A Xiaomi abriu a pré-venda na China do Mijia Smart Gas Stove 3 Max, um cooktop a gás de duas bocas cuja principal novidade não é a chama, e sim o que ele faz quando ninguém está olhando. O aparelho combina uma sonda de temperatura, um radar de presença e um algoritmo que a marca chama de inteligência artificial para identificar duas situações clássicas de acidente doméstico: a panela que secou no fogo e a boca que ficou acesa com a cozinha vazia. Nos dois casos, o fogão corta o fornecimento de gás por conta própria e manda um aviso ao celular pelo app Xiaomi Home.
A detecção de panela seca fica na boca direita. Ali existe uma sonda de liga de titânio que suporta até 500 °C e fica pressionada contra o fundo da panela, medindo a temperatura o tempo inteiro. A lógica é simples de entender: água e alimentos com líquido seguram a temperatura do fundo; quando o conteúdo evapora, a curva de aquecimento dispara de um jeito característico. É essa assinatura que o algoritmo procura para apagar a chama antes que a panela queime ou o antiaderente comece a se degradar. A mesma sonda também mostra a temperatura da panela em tempo real, o que ajuda em fritura e em receitas que pedem ponto exato.

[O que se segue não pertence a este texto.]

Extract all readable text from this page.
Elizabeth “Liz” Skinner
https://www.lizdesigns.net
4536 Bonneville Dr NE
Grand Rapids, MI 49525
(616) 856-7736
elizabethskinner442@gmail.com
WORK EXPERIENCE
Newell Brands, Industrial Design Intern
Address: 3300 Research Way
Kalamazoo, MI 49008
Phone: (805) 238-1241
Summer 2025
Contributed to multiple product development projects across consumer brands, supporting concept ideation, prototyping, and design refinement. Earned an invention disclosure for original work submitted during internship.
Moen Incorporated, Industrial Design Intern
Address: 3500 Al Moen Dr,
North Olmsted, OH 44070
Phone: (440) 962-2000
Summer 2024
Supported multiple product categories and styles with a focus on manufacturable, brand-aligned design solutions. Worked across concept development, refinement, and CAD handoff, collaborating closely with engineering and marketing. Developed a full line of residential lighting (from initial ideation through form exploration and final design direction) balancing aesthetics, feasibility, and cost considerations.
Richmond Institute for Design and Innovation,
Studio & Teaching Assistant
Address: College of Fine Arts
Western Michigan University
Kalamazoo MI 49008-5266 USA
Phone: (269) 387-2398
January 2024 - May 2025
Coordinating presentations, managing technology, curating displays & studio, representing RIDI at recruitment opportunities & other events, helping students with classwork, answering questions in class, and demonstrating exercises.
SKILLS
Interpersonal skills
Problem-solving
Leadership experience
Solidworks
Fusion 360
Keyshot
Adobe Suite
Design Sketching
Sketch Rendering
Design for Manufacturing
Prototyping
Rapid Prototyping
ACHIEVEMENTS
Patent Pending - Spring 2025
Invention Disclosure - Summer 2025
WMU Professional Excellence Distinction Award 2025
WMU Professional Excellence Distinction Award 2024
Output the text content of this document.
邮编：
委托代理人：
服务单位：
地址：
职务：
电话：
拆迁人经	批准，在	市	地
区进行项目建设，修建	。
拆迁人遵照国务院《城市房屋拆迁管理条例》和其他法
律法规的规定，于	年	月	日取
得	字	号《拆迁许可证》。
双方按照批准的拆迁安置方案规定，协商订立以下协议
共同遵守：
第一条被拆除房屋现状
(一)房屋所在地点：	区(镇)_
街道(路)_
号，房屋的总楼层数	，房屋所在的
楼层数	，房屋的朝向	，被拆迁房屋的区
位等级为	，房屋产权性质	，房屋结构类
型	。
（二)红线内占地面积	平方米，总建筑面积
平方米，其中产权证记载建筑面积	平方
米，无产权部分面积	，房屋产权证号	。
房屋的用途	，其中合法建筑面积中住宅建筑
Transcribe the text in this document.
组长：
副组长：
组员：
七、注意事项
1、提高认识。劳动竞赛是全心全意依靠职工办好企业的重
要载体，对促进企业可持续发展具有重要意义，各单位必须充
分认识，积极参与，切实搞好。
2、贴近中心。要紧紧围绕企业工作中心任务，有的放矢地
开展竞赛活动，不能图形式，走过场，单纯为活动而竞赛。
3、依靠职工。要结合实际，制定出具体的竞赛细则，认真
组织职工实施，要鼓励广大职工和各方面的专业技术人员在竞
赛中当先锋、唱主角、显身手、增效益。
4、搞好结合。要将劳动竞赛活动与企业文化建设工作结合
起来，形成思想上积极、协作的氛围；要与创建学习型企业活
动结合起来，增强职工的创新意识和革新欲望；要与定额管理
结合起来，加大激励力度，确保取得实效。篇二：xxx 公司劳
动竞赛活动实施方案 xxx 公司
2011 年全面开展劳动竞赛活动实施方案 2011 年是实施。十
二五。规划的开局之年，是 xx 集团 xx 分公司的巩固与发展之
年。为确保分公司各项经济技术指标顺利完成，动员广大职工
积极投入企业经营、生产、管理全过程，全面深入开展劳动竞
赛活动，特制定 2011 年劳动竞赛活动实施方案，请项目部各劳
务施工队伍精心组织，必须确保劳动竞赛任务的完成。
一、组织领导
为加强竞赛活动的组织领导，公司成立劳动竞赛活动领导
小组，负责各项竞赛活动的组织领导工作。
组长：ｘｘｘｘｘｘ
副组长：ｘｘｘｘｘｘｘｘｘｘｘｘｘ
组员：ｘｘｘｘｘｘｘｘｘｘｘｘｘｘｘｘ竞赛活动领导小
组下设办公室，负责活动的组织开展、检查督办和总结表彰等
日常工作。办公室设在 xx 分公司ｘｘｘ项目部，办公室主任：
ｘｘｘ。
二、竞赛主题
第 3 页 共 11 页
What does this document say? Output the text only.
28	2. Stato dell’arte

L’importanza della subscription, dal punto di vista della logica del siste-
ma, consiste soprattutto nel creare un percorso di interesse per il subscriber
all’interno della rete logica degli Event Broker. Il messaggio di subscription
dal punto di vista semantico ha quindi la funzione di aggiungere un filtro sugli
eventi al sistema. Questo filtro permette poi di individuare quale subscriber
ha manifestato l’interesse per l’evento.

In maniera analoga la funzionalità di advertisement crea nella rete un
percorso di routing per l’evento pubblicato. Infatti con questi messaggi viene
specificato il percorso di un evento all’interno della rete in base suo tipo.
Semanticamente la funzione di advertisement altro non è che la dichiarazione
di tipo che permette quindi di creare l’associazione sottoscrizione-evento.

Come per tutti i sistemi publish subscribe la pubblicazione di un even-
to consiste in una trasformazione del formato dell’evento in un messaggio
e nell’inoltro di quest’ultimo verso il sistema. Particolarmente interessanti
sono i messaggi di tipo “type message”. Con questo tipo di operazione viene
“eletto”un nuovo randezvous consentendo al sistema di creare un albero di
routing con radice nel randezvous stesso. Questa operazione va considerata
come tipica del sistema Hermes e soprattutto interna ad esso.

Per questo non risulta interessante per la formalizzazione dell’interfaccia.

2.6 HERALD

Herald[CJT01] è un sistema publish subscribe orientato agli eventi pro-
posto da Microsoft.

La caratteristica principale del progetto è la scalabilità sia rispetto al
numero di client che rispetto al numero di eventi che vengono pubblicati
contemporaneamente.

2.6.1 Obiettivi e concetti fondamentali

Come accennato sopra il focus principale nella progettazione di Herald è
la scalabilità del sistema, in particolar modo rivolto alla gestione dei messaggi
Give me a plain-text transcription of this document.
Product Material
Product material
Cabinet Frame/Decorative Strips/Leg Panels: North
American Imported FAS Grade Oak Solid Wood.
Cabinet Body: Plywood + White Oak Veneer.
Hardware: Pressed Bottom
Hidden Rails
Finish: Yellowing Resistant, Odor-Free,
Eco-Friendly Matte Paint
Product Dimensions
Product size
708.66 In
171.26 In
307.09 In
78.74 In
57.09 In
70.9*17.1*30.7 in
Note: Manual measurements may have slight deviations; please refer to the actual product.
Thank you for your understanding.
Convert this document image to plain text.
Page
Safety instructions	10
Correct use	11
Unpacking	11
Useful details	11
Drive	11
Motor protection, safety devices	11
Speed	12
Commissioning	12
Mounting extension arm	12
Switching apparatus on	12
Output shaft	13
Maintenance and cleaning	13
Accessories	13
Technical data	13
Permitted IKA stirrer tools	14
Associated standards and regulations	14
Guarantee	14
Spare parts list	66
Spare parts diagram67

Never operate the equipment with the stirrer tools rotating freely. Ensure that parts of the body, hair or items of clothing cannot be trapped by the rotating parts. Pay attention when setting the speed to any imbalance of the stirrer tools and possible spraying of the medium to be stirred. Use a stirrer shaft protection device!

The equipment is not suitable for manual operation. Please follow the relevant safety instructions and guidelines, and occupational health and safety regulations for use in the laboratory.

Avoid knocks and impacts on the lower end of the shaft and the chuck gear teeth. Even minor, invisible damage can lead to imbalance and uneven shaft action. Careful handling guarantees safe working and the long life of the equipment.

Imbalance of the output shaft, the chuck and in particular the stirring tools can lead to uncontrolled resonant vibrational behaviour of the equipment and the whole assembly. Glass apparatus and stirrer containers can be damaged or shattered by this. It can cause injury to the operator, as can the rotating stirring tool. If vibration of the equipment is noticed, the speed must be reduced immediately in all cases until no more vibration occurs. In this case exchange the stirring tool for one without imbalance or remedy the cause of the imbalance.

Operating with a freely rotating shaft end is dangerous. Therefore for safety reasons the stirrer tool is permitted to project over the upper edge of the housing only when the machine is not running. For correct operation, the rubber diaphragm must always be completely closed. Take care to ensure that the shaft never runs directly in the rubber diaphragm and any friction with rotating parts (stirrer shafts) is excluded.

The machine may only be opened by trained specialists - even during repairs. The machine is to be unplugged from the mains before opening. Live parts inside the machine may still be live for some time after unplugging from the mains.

A segunda proteção é a de ausência. Um radar na frente do fogão monitora uma faixa de cerca de 0,9 metro e percebe quando não há mais ninguém por perto. Passados 30 minutos sem presença, o aparelho emite um alerta sonoro; com 60 minutos, fecha o gás sozinho e notifica pelo app. Para quem costuma deixar um caldo ou um feijão em fogo baixo e esquece, é o tipo de rede de segurança que hoje só existe em quem lembra de colocar um timer no celular. Cada boca também tem temporizador independente, de 1 a 180 minutos, que desliga a chama sozinho ao terminar.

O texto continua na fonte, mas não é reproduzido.